To keep your edges of your knitting smooth, if the pattern allows for it, slip the first stitch of every row. This means, if you are right handed, that you would transfer the first stitch from your left needle to your right needle without knitting or purling it, and then work the remainder of your row in whatever stitch or pattern as called for in your instructions.
What this in effect does is reduce the amount of yarn used at the end stitch, keeping your work a bit tighter and tidier. Newer knitters often have difficulty with tension in their knitting until they become comfortable enough to get a good smooth rhythm going while they work, and this can often be most apparent in the edges.

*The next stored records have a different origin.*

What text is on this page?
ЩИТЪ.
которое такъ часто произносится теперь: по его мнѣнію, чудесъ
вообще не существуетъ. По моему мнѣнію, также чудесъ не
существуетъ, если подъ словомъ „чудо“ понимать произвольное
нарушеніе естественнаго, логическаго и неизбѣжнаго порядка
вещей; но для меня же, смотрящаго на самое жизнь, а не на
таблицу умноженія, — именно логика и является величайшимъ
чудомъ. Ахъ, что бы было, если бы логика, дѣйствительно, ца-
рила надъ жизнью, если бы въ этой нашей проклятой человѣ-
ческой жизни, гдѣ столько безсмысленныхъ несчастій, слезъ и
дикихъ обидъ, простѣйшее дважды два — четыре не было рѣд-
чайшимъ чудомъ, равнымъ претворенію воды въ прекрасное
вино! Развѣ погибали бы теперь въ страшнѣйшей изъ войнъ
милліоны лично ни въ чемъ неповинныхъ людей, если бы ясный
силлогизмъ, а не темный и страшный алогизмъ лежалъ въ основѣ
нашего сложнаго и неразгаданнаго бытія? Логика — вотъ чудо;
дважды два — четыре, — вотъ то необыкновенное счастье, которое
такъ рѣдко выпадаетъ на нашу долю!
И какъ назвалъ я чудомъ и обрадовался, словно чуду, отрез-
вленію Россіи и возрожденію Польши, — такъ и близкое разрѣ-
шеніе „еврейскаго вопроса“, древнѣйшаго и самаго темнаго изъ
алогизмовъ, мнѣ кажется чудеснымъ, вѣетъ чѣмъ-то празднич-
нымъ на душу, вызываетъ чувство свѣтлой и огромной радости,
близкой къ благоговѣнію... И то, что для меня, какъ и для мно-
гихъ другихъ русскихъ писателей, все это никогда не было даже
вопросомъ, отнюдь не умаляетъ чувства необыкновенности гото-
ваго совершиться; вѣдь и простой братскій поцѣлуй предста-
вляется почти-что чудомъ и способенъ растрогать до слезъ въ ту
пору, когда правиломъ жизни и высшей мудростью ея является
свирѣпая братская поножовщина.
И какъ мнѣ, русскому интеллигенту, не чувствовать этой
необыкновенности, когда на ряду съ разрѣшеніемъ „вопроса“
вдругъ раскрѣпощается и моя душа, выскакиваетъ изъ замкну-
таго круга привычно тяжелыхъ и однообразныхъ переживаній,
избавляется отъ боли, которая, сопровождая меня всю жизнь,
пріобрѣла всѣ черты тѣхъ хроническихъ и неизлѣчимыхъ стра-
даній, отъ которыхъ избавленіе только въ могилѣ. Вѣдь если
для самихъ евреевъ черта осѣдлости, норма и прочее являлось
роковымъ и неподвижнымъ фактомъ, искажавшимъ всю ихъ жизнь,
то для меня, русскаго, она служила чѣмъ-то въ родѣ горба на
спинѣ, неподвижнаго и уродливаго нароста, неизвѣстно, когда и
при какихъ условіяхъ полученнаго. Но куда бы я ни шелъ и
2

The other benefit to slipping that first stitch, particularly for newer knitters, is it can make it easier if you have to go back in later on and sew two edges together, since you will have clearly demarked rows to work with. To the right is a picture of garter stitch worked with a slipped stitch at the beginning of each row. On the other hand, more experienced knitters, whose work (and tension) has become more uniform, may prefer not to slip that first stitch. When assembling a garment, such as setting in the sleeve of a sweater, you will have a nice, tight and even “ladder” to work with when joining pieces with mattress stitch.
Having said all this, if you are working on something using a fuzzy novelty multicolor yarn, no one will ever know the difference if you do or don’t slip that first stitch. However, it’s not a bad habit to learn and store away in your “knitting muscle memory”.